Reducing LDL is not as important as reducing ApoB
LDL can be reduced merely by taking statins. LDL is the typical biomarker used to determine heart disease risk. Actual heart disease risk is better determined using ApoB as the biomarker but this often isn't even part of the testing. So the question is what can you do if you think or know you have high ApoB to lower your ApoB and as a result reduce your risk?
It has been shown in a study that exercise can reduce ApoB.
So you've brought your LDL under 100, or even under 70, now what?
It's not enough just to bring your LDL down under 100 or under 70, it is important to always learn the latest science on what causes heart disease and to focus on tracking the most accurate biomarkers of risk. Apob is more accurate than LDL as a biomarker so after you've done the first step of reducing your LDL to under 70 then the next step beyond this is to focus on reducing your Apob.

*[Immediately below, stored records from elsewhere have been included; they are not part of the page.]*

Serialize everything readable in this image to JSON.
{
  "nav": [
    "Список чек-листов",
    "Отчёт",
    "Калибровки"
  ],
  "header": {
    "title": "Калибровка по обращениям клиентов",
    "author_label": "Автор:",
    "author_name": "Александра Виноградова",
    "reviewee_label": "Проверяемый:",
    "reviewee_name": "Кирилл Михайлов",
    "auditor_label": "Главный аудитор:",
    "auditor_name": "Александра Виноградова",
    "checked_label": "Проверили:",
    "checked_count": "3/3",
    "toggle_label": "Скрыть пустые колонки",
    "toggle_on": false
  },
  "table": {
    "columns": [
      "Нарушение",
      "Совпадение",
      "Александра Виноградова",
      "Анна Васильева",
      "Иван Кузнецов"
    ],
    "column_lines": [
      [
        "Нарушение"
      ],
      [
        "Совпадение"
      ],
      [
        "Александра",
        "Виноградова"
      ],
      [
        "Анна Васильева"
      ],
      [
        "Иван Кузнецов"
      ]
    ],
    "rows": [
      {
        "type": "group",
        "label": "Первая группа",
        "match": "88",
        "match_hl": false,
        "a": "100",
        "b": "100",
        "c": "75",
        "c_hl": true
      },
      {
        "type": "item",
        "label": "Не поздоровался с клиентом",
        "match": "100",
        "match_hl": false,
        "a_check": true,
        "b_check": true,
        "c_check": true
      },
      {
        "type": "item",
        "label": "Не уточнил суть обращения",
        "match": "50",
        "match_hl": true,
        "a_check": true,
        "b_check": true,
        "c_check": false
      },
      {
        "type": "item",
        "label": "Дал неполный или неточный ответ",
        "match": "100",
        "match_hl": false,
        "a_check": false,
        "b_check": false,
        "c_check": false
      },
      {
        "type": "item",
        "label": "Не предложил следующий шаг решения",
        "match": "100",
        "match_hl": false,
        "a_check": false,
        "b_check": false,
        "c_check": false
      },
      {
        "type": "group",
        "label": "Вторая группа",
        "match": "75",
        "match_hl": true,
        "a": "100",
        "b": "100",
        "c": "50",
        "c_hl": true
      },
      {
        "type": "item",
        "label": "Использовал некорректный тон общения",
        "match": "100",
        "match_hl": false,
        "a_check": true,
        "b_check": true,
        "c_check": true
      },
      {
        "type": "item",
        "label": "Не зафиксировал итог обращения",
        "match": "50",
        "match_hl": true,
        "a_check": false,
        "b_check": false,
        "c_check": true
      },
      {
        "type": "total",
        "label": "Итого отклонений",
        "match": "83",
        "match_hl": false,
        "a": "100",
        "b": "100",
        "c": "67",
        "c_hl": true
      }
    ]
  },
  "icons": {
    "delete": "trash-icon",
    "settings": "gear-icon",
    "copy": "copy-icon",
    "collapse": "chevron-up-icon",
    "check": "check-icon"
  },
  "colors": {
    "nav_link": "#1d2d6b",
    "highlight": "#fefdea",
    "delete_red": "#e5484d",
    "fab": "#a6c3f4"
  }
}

Another major finding of the AMORIS was that in individuals with concentrations of LDL-C below the median, apoB was a better predictor of risk than LDL-C (according to receiver operating characteristic analysis). This is a very important finding as almost 50% of coronary patients may have plasma cholesterol concentrations of less than 200 mg/dl (5.2 mmol/l) and a large proportion of coronary patients with normal cholesterol levels have elevated apoB concentrations.
Total cholesterol under 120 is ideal. This would be around 60-60 HDL and LDL give or take. But Apob also has to be kept low and reducing it is possible with exercise.
The target range for ApoB is to achieve less than 80
Treatment goals for apoB have been suggested by several groups of experts: in a report of 30 experts/ten countries panel receommending apoB levels of less than 90 mg/dl for high-risk patients and less than 80 mg/dl for very-high-risk patients; in a statement of the American Diabetes Association (ADA)/American College of Cardiology Foundation (ACCF) recommending comparable targets for patients with cardiometabolic risk; and more recently, by an AACC statement recommending an apoB goal of less than 80 mg/dl for both high- and very-high-risk patients.
This is based on the word of experts who recommend an ApoB goal of less than 80 for high and very high risk patients. To be conservative, even if you aren't high risk you might still benefit from keeping your ApoB lower than 80 if you can figure out how to both measure it and bring it to that level. Of course the older you get the higher your risk goes which means the cleaner you must eat, the more you must exercise, to keep ApoB down.